Не сразу откликнулся Петюня, делал вид, шельмец, что не его милости касаемо, а когда потряс его Иван Матвеевич за рукав, совсем раскис: внеплановый рейс, вези задаром старого пердуна.
— Хоть бы поздравил с Победой, Петька! — перевалив себя в лодку, со смешком, но и со скрытой обидой сказал Иван Матвеевич и поглядел на заспанное, недовольное лицо перевозчика.
— Пузырь поставишь?! — оскалился бледно-розовыми дёснами, но грёб старательно, с силой садя вёсла в быструю кипучую реку, которую с боку захлёстывала хребтовая речушка, норовила смахнуть лодку на стремнину.
И не слышно было ранней песни, только серебристые чайки кричали, обсев редкие серые льдины, которые выталкивало с боковых речек вместе с вмёрзшими сучьями и чёрной листвой.
— Не я тебе, а ты мне должен ставить бутылку, да не одну!
— Ага, бегу и падаю! Открывай шире пасть!
— Петька, Петька…
Ладком доставил до того места, где затоплённая дорога, отряхиваясь, выбегает из реки и дальше пылит через мост. Машины, мотоциклы ехали в обход, по трассе, делая огромный крюк, садя горючку. Олухи, конечно, своими-то ногами скорее…
— Сильно-то не задерживайся! Толкнёшь речь, погремишь медалями, рюмаху засадишь — и греби обратно. Я, дед Иван, до часу ещё подожду, а потом плыви вразмашку!
— Свинья ты, Пётр…
— Свинья тоже ись-пить хочет!
Ох, он бы обматерил зубоскала, он бы таких речей насовал ему в пах и дышло, каких ему сроду не перепадало! Да стыдно перед павшими товарищами, и так с Таисией с утра сцепился, обмарал душу грызнёй.
— В час буду как штык! Не умирай раньше времени… — не оглядываясь, часто задышав, пошёл Иван Матвеевич.
— Ну, трохи можешь придержать коней! Я, если чё, тут неподалёку буду, покричишь меня, как потерпевший…
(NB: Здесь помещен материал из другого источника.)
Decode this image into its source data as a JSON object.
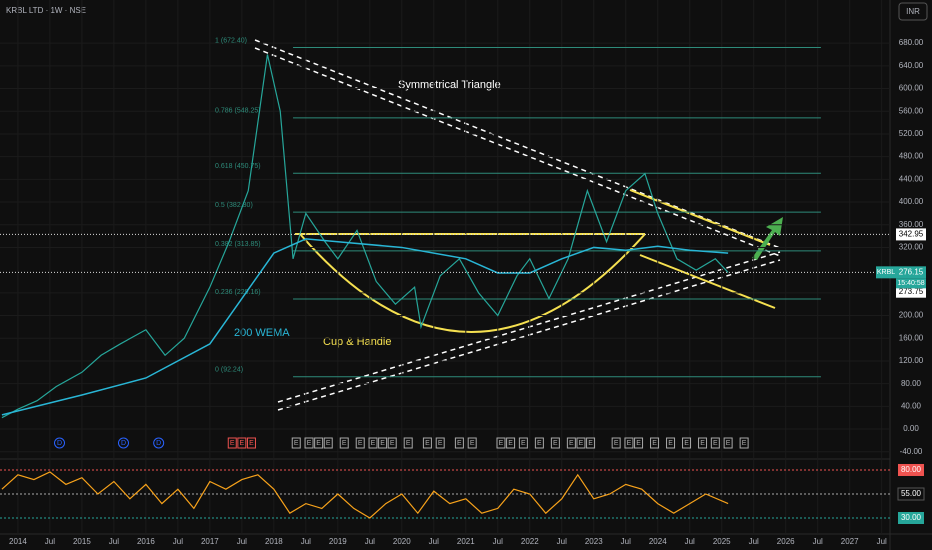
{
  "chart_data": {
    "type": "line",
    "title": "KRBL LTD · 1W · NSE",
    "currency": "INR",
    "symbol": "KRBL",
    "countdown": "15:40:58",
    "xlim": [
      2013.72,
      2027.63
    ],
    "xticks": [
      2014,
      {
        "value": 2014.5,
        "label": "Jul"
      },
      2015,
      {
        "value": 2015.5,
        "label": "Jul"
      },
      2016,
      {
        "value": 2016.5,
        "label": "Jul"
      },
      2017,
      {
        "value": 2017.5,
        "label": "Jul"
      },
      2018,
      {
        "value": 2018.5,
        "label": "Jul"
      },
      2019,
      {
        "value": 2019.5,
        "label": "Jul"
      },
      2020,
      {
        "value": 2020.5,
        "label": "Jul"
      },
      2021,
      {
        "value": 2021.5,
        "label": "Jul"
      },
      2022,
      {
        "value": 2022.5,
        "label": "Jul"
      },
      2023,
      {
        "value": 2023.5,
        "label": "Jul"
      },
      2024,
      {
        "value": 2024.5,
        "label": "Jul"
      },
      2025,
      {
        "value": 2025.5,
        "label": "Jul"
      },
      2026,
      {
        "value": 2026.5,
        "label": "Jul"
      },
      2027,
      {
        "value": 2027.5,
        "label": "Jul"
      }
    ],
    "ylim": [
      -51,
      756
    ],
    "yticks": [
      {
        "value": 680,
        "label": "680.00"
      },
      {
        "value": 640,
        "label": "640.00"
      },
      {
        "value": 600,
        "label": "600.00"
      },
      {
        "value": 560,
        "label": "560.00"
      },
      {
        "value": 520,
        "label": "520.00"
      },
      {
        "value": 480,
        "label": "480.00"
      },
      {
        "value": 440,
        "label": "440.00"
      },
      {
        "value": 400,
        "label": "400.00"
      },
      {
        "value": 360,
        "label": "360.00"
      },
      {
        "value": 320,
        "label": "320.00"
      },
      {
        "value": 240,
        "label": "240.00"
      },
      {
        "value": 200,
        "label": "200.00"
      },
      {
        "value": 160,
        "label": "160.00"
      },
      {
        "value": 120,
        "label": "120.00"
      },
      {
        "value": 80,
        "label": "80.00"
      },
      {
        "value": 40,
        "label": "40.00"
      },
      {
        "value": 0,
        "label": "0.00"
      },
      {
        "value": -40,
        "label": "-40.00"
      }
    ],
    "series": [
      {
        "color": "#26a69a",
        "x": [
          2013.75,
          2014,
          2014.3,
          2014.6,
          2015,
          2015.3,
          2015.6,
          2016,
          2016.3,
          2016.6,
          2017,
          2017.3,
          2017.6,
          2017.9,
          2018.1,
          2018.3,
          2018.5,
          2018.8,
          2019,
          2019.3,
          2019.6,
          2019.9,
          2020.2,
          2020.3,
          2020.6,
          2020.9,
          2021.2,
          2021.5,
          2021.8,
          2022,
          2022.3,
          2022.6,
          2022.9,
          2023.2,
          2023.5,
          2023.8,
          2024,
          2024.3,
          2024.6,
          2024.9,
          2025.1
        ],
        "values": [
          20,
          35,
          50,
          75,
          100,
          130,
          150,
          175,
          130,
          160,
          250,
          330,
          420,
          660,
          560,
          300,
          380,
          330,
          300,
          350,
          260,
          220,
          250,
          180,
          270,
          300,
          240,
          200,
          270,
          300,
          230,
          300,
          420,
          330,
          420,
          450,
          380,
          300,
          280,
          300,
          276
        ]
      },
      {
        "name": "200 WEMA",
        "color": "#29b6d6",
        "x": [
          2013.75,
          2015,
          2016,
          2017,
          2017.5,
          2018,
          2018.5,
          2019,
          2020,
          2021,
          2021.5,
          2022,
          2022.5,
          2023,
          2023.5,
          2024,
          2024.5,
          2025.1
        ],
        "values": [
          25,
          60,
          90,
          150,
          230,
          310,
          335,
          330,
          320,
          300,
          275,
          275,
          300,
          320,
          315,
          322,
          315,
          310
        ]
      }
    ],
    "fib_levels": [
      {
        "label": "1 (672.40)",
        "value": 672.4
      },
      {
        "label": "0.786 (548.25)",
        "value": 548.25
      },
      {
        "label": "0.618 (450.75)",
        "value": 450.75
      },
      {
        "label": "0.5 (382.30)",
        "value": 382.3
      },
      {
        "label": "0.382 (313.85)",
        "value": 313.85
      },
      {
        "label": "0.236 (229.16)",
        "value": 229.16
      },
      {
        "label": "0 (92.24)",
        "value": 92.24
      }
    ],
    "fib_xlim": [
      2018.3,
      2026.55
    ],
    "price_marks": [
      342.95,
      276.15,
      273.75
    ],
    "annotations": [
      "Symmetrical Triangle",
      "Cup & Handle"
    ],
    "dividend_label": "D",
    "dividend_x": [
      2014.65,
      2015.65,
      2016.2
    ],
    "earnings_label": "E",
    "earnings_x": [
      2017.35,
      2017.5,
      2017.65,
      2018.35,
      2018.55,
      2018.7,
      2018.85,
      2019.1,
      2019.35,
      2019.55,
      2019.7,
      2019.85,
      2020.1,
      2020.4,
      2020.6,
      2020.9,
      2021.1,
      2021.55,
      2021.7,
      2021.9,
      2022.15,
      2022.4,
      2022.65,
      2022.8,
      2022.95,
      2023.35,
      2023.55,
      2023.7,
      2023.95,
      2024.2,
      2024.45,
      2024.7,
      2024.9,
      2025.1,
      2025.35
    ],
    "rsi": {
      "color": "#f7a21b",
      "ylim": [
        12.3,
        90.4
      ],
      "yticks": [
        {
          "value": 80,
          "label": "80.00"
        },
        {
          "value": 55,
          "label": "55.00"
        },
        {
          "value": 30,
          "label": "30.00"
        }
      ],
      "x": [
        2013.75,
        2014,
        2014.25,
        2014.5,
        2014.75,
        2015,
        2015.25,
        2015.5,
        2015.75,
        2016,
        2016.25,
        2016.5,
        2016.75,
        2017,
        2017.25,
        2017.5,
        2017.75,
        2018,
        2018.25,
        2018.5,
        2018.75,
        2019,
        2019.25,
        2019.5,
        2019.75,
        2020,
        2020.25,
        2020.5,
        2020.75,
        2021,
        2021.25,
        2021.5,
        2021.75,
        2022,
        2022.25,
        2022.5,
        2022.75,
        2023,
        2023.25,
        2023.5,
        2023.75,
        2024,
        2024.25,
        2024.5,
        2024.75,
        2025.1
      ],
      "values": [
        60,
        75,
        70,
        78,
        65,
        72,
        55,
        68,
        50,
        65,
        45,
        60,
        40,
        68,
        60,
        70,
        75,
        60,
        35,
        45,
        40,
        55,
        40,
        30,
        45,
        55,
        35,
        58,
        45,
        50,
        35,
        40,
        60,
        55,
        35,
        50,
        75,
        50,
        55,
        65,
        60,
        45,
        35,
        45,
        55,
        45
      ]
    }
  }
}
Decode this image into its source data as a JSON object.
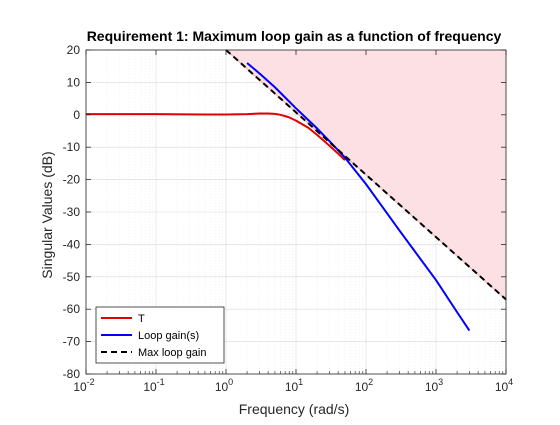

Одолжение сделал! Но чего от них и ждать-то ныне? Им смерть не смерть, а именины. Пьют, дерутся ногами, дураков плодят…
О, если б не святое событие стояло за красным от крови числом, коли б не одна солдатская шея хрястнула ради него, когда бы не замерли на фашистских удавках старики, не были бы изруганы русские женщины, не взвились бы вместе с детьми адовым огнём сёла и города, не омрачилась бы единым взмахом проклятой свастики вся Россия и не стояла б, как застигнутая половодьем белая вербочка, нагнутая шалой чёрной рекой, — Иван Матвеевич, будь его воля, вовсе отменил бы этот день, чтобы не поганили и без того обезображенную землю, которой и так тяжко от проросших травой черепов, от безвестных могил и ржавых касок, оплаканных горьким дождём!